L'Ordre de l'Épée, commandé par le Baron Auguste Delacroix (100 hommes)
Ces mercenaires constituent la garde personnelle du Baron de Lausargne, mais aussi la concrétisation de son rêve le plus cher. Cette cavalerie lourdes, souvent appelée les Chevaliers de la Croix, sont de pieux combattants d'Usire et de Vaul. Équipés d'une lance d'arçon, d'un écu, d'une épée longue et d'une armure de plate complète, complétée par un tabard aux couleurs de Lausargne, soit le bleu serti d'or, ces chevaliers se déplacent à dos de chevaux purs-sang, élevés dans les plaines argyliennes et importés à grands frais.
Éléments notables
Les bandits de grands chemins sont nombreux dans la région de Lausargne. S'ils ont oubliés leurs ambitions de prendre d'assaut la ville depuis la défaite de Garth le Borgne et de sa bande en 609, il ne demeure pas moins que les voyageurs solitaires seront troublés par ces malandrins. On estime leur nombre à environ 2,400, dont 35% d'humains, 20% d'orcs et 45% de gnolls. Ces viles êtres sont réunis en petites bandes nomades qui se déplacent constamment.
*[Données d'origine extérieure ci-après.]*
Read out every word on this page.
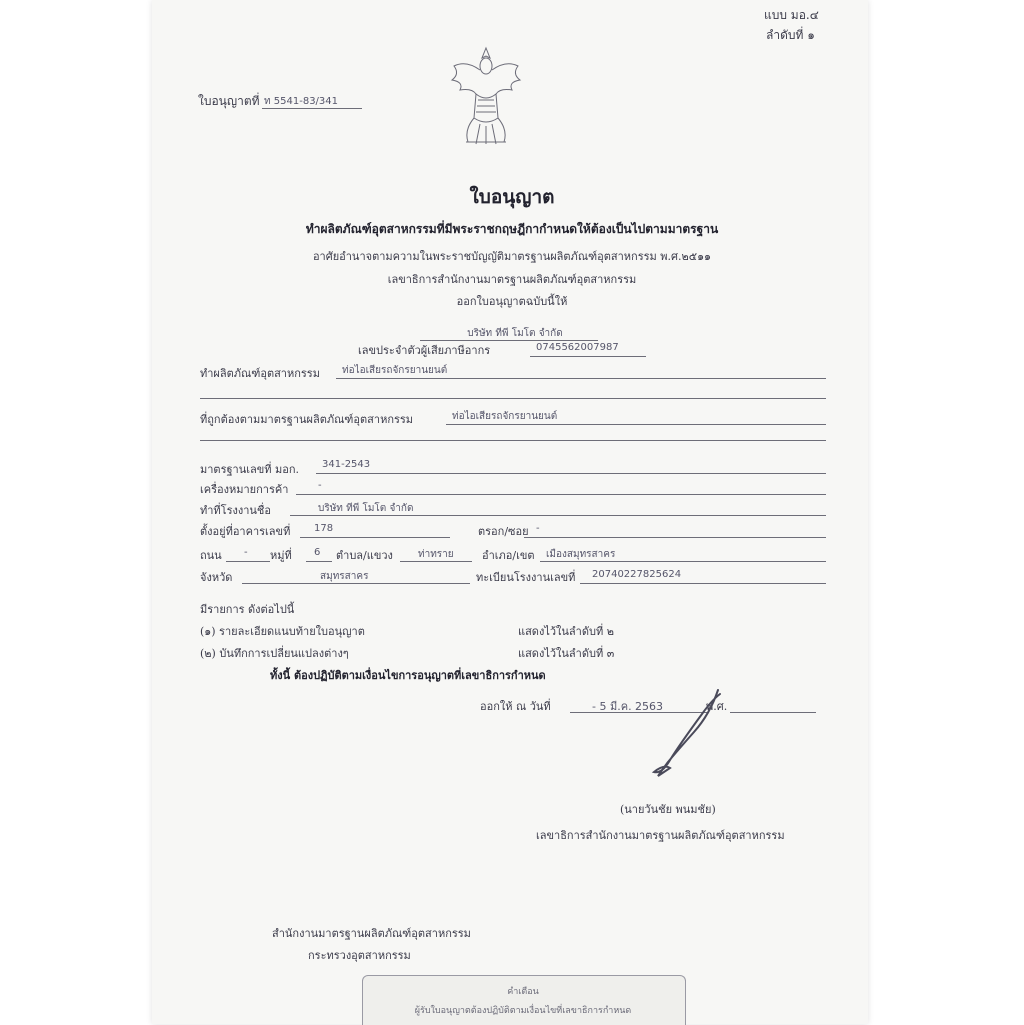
แบบ มอ.๔
ลำดับที่ ๑
ใบอนุญาตที่ ท 5541-83/341
ใบอนุญาต
ทำผลิตภัณฑ์อุตสาหกรรมที่มีพระราชกฤษฎีกากำหนดให้ต้องเป็นไปตามมาตรฐาน
อาศัยอำนาจตามความในพระราชบัญญัติมาตรฐานผลิตภัณฑ์อุตสาหกรรม พ.ศ.๒๕๑๑
เลขาธิการสำนักงานมาตรฐานผลิตภัณฑ์อุตสาหกรรม
ออกใบอนุญาตฉบับนี้ให้
บริษัท ทีพี โมโต จำกัด
เลขประจำตัวผู้เสียภาษีอากร	0745562007987
ทำผลิตภัณฑ์อุตสาหกรรม ท่อไอเสียรถจักรยานยนต์
ที่ถูกต้องตามมาตรฐานผลิตภัณฑ์อุตสาหกรรม	ท่อไอเสียรถจักรยานยนต์
มาตรฐานเลขที่ มอก. 341-2543
เครื่องหมายการค้า	-
ทำที่โรงงานชื่อ	บริษัท ทีพี โมโต จำกัด
ตั้งอยู่ที่อาคารเลขที่ 178	ตรอก/ซอย -
ถนน - หมู่ที่ 6 ตำบล/แขวง	ท่าทราย	อำเภอ/เขต เมืองสมุทรสาคร
จังหวัด	สมุทรสาคร	ทะเบียนโรงงานเลขที่ 20740227825624
มีรายการ ดังต่อไปนี้
(๑) รายละเอียดแนบท้ายใบอนุญาต	แสดงไว้ในลำดับที่ ๒
(๒) บันทึกการเปลี่ยนแปลงต่างๆ	แสดงไว้ในลำดับที่ ๓
ทั้งนี้ ต้องปฏิบัติตามเงื่อนไขการอนุญาตที่เลขาธิการกำหนด
ออกให้ ณ วันที่	- 5 มี.ค. 2563	พ.ศ.
(นายวันชัย พนมชัย)
เลขาธิการสำนักงานมาตรฐานผลิตภัณฑ์อุตสาหกรรม
สำนักงานมาตรฐานผลิตภัณฑ์อุตสาหกรรม
กระทรวงอุตสาหกรรม
คำเตือน
ผู้รับใบอนุญาตต้องปฏิบัติตามเงื่อนไขที่เลขาธิการกำหนด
La noblesse est très répandue dans la cité de Lausargne, si bien qu'une vaste assemblée, le domaine Nobiliaire, sert à régir les relations de noblesse, les droits, les devoirs et l'avancement de cette caste privilégiée. La Hérauderie de Lausargne, qui décerne les titres de noblesse, sur recommandation du Baron, est très active, et reconnue dans toute la Confédération pour la qualité de ses recherches généalogiques.
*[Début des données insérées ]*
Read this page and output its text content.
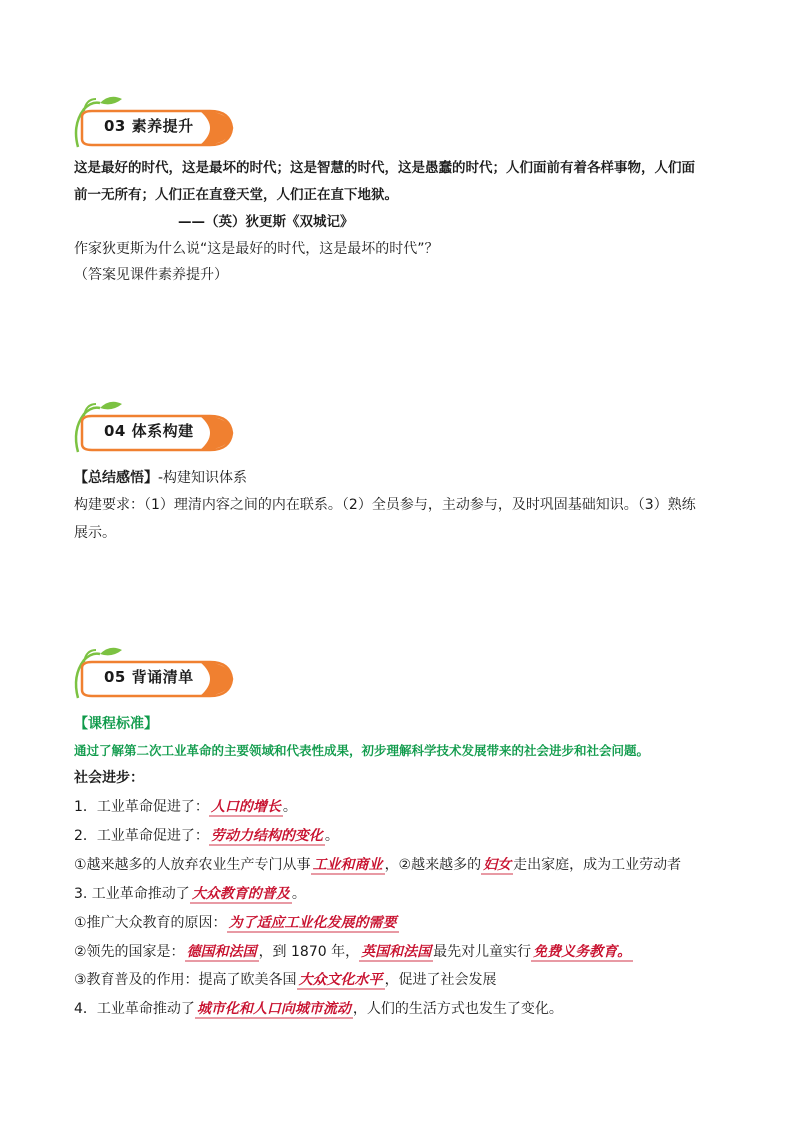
03 素养提升
这是最好的时代，这是最坏的时代；这是智慧的时代，这是愚蠢的时代；人们面前有着各样事物，人们面
前一无所有；人们正在直登天堂，人们正在直下地狱。
——（英）狄更斯《双城记》
作家狄更斯为什么说“这是最好的时代，这是最坏的时代”？
（答案见课件素养提升）
04 体系构建
【总结感悟】-构建知识体系
构建要求：（1）理清内容之间的内在联系。（2）全员参与，主动参与，及时巩固基础知识。（3）熟练
展示。
05 背诵清单
【课程标准】
通过了解第二次工业革命的主要领域和代表性成果，初步理解科学技术发展带来的社会进步和社会问题。
社会进步：
1．工业革命促进了： 人口的增长 。
2．工业革命促进了： 劳动力结构的变化 。
①越来越多的人放弃农业生产专门从事 工业和商业 ，②越来越多的 妇女 走出家庭，成为工业劳动者
3. 工业革命推动了 大众教育的普及 。
①推广大众教育的原因： 为了适应工业化发展的需要
②领先的国家是： 德国和法国 ，到 1870 年， 英国和法国 最先对儿童实行 免费义务教育。
③教育普及的作用：提高了欧美各国 大众文化水平 ，促进了社会发展
4．工业革命推动了 城市化和人口向城市流动 ，人们的生活方式也发生了变化。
Les bateliers de la Falswick sont un regroupement de rameurs de canots et de barques, qui assurent le transport sur la rivière Falswick, entre les domaines seigneuriaux et les différents quartiers de la cité. Comme cette dernière n'a pas de ponts, et n'entretiens que peu de route, la véritable voie de transport demeure la rivière. Ces vaillants hommes assurent un service de qualité et rapide, pour quelques piécettes. Il est toutefois à prévoir qu'un trajet à contre-courant coûte généralement 20% plus cher.
Il existe par ailleurs une taxe douanière de 10% pour tout marchand étranger commerçant dans la cité. Les citoyens de Lausargne paient un impôt unique de 5% de leurs revenus chaque premier juillet de l'année, le jour du sou, comme on l'appelle. Les mercenaires ainsi que la Flotte des Valeureux sont exemptés de tout impôt, en remerciement pour les grandes sommes qu'ils rapportent à l'état.
Les nombreuses promesses émises par le Baron Auguste Delacroix lors du Sommet des Nations d'Illimune se prouvèrent plus difficile à réaliser que l'on ne l'eut imaginé. La forteresse Delacroix au Bastion connu de nombreux retards et tentatives de sabotage, et à elle seule, elle draina les finances de la ville qui dût emprunter pour la compléter. De ses nombreuses responsabilité, Lausargne se rétracta à son rang de cité-état, ne désirant plus se doter de devoirs incombant aux grandes nations, n'en ayant pas les moyens.